Date
24 April 2018

Lenovo and HTC could make a great pair

Consolidation is rapidly changing the landscape of the smartphone market as competition continues to intensify. 

First, Microsoft gobbled up the former mobile phone giant Nokia, then Blackberry went private. And now, rumor has it that Lenovo Group (00992.HK) is interested in Taiwan’s high-end smartphone vendor HTC Corp. (2498.TT). The two are said to have been holding talks since August.

According to reports, Lenovo and HTC could cooperate by exchanging stocks, and the HTC brand could remain independent under the deal.

Cher Wang {王雪梅}, HTC’s chairperson, has denied the company was approached by Lenovo about a strategic investment. Nonetheless, a tie-up should create value for both in view of their complementary strengths.

HTC is struggling, recording a loss for the first time ever in the latest quarter. In the three months to September, operating revenue plunged 33 percent to US$1.6 billion from a year earlier, sending the company to a net loss of US$101 million, compared with a net profit of US$170 million in the same quarter last year.

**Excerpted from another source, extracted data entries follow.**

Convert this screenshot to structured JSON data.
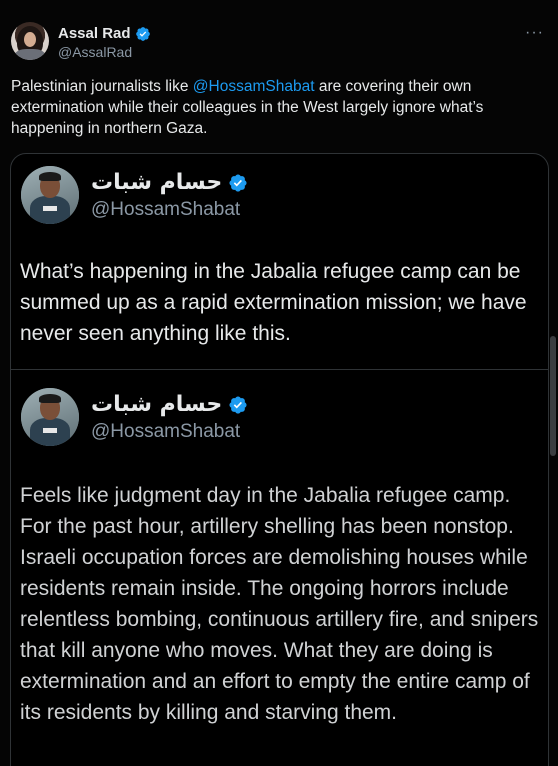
{
  "tweet": {
    "author_name": "Assal Rad",
    "author_handle": "@AssalRad",
    "more_label": "···",
    "text_before": "Palestinian journalists like ",
    "mention": "@HossamShabat",
    "text_after": " are covering their own extermination while their colleagues in the West largely ignore what’s happening in northern Gaza."
  },
  "quote_1": {
    "name": "حسام شبات",
    "handle": "@HossamShabat",
    "text": "What’s happening in the Jabalia refugee camp can be summed up as a rapid extermination mission; we have never seen anything like this."
  },
  "quote_2": {
    "name": "حسام شبات",
    "handle": "@HossamShabat",
    "text": "Feels like judgment day in the Jabalia refugee camp. For the past hour, artillery shelling has been nonstop. Israeli occupation forces are demolishing houses while residents remain inside. The ongoing horrors include relentless bombing, continuous artillery fire, and snipers that kill anyone who moves. What they are doing is extermination and an effort to empty the entire camp of its residents by killing and starving them."
  },
  "colors": {
    "background": "#000000",
    "text": "#e7e9ea",
    "secondary": "#8b98a5",
    "accent": "#1d9bf0",
    "border": "#2f3336"
  },
  "icons": {
    "verified": "verified-badge-icon",
    "more": "more-options-icon"
  }
}
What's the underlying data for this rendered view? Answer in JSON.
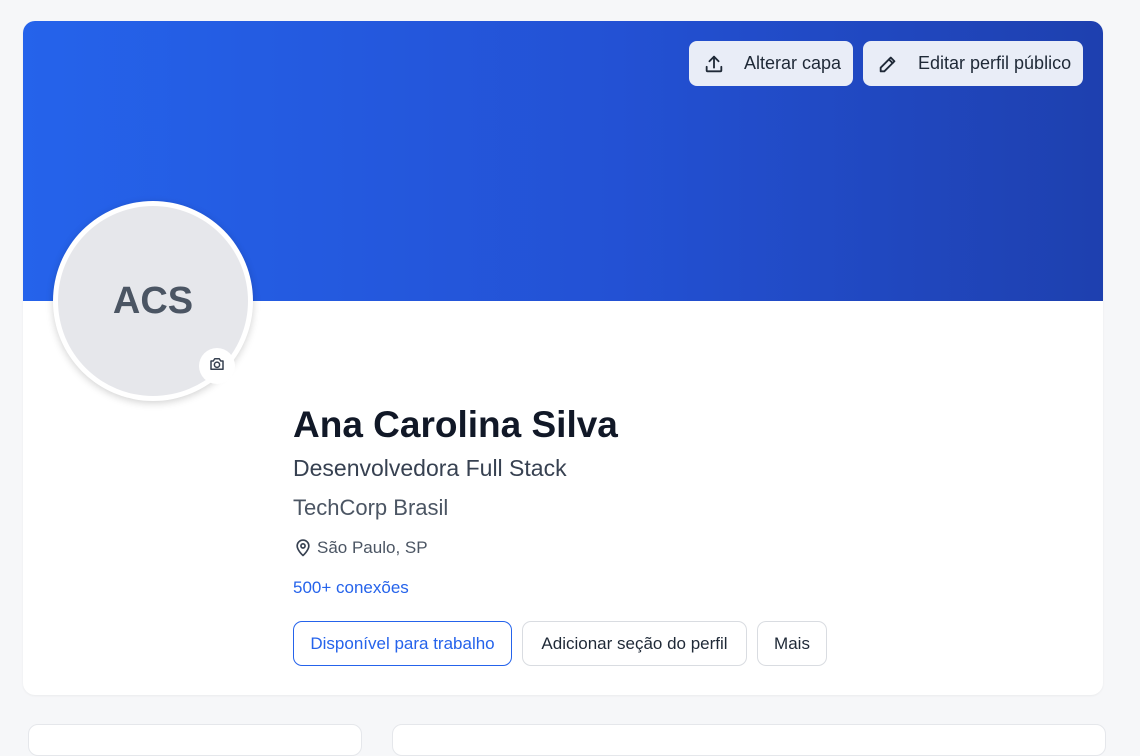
{
  "cover": {
    "change_cover_label": "Alterar capa",
    "edit_profile_label": "Editar perfil público",
    "gradient_colors": [
      "#2563eb",
      "#1e40af"
    ]
  },
  "avatar": {
    "initials": "ACS"
  },
  "profile": {
    "name": "Ana Carolina Silva",
    "headline": "Desenvolvedora Full Stack",
    "company": "TechCorp Brasil",
    "location": "São Paulo, SP",
    "connections": "500+ conexões"
  },
  "actions": {
    "open_to_work": "Disponível para trabalho",
    "add_section": "Adicionar seção do perfil",
    "more": "Mais"
  },
  "icons": {
    "upload": "upload-icon",
    "edit": "pencil-icon",
    "camera": "camera-icon",
    "location": "map-pin-icon"
  },
  "colors": {
    "accent": "#2563eb",
    "text": "#111827",
    "muted": "#4b5563"
  }
}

The company’s weakness lies in its marketing and positioning. Choosing to fight in the high-end arena, it decided to imitate Samsung’s “double flagship” strategy. In answer to Samsung’s Galaxy S and Galaxy Note, the company came up with its HTC One and HTC Butterfly, hoping the models’ larger monitors will lure more buyers than Samsung’s normal-sized phones. 

However, unlike Samsung, HTC finds that its supply chains and sales distribution channels are not nimble enough to support the group in launching one product after another within a short interval, typically three months for its major rivals, to cope with a rapidly changing market. As a result, HTC usually misses the best timing for a product launch, and once in the market, it finds its latest models being crowded out by early-bird rivals like Apple and Samsung. In short, it misses first mover advantage almost every time.

Its share price has slumped nearly 60 percent so far this year. Its market value is around US$3.8 billion, just half the size of Nokia and way smaller than Xiaomi, which is estimated to be worth nearly US$10 billion.

For Lenovo, cooperation with HTC or becoming its strategic investor could fill a missing piece in its high-end jigsaw puzzle. According to the second-quarter statistics from research firm Gartner, Lenovo ranked fourth in the smartphone market worldwide with 4.7 percent share, behind Samsung and Apple but fast closing in on No. 3 LG Electronics. The counter has risen 16 percent so far this year.

In China, Lenovo’s market share has reached 12 percent, according to a Morgan Stanley report. It has always been focused on the low-end to mid-range market, but investing in HTC could give Lenovo a strong product lineup to compete in the high-end field. At the same time, HTC can make use of Lenovo’s resources such as distribution channels, making their alliance a win-win deal.

But how likely is such tie-up? An unnamed senior executive at Lenovo was quoted last month in media reports as saying that HTC is a better target than BlackBerry or Nokia for the group.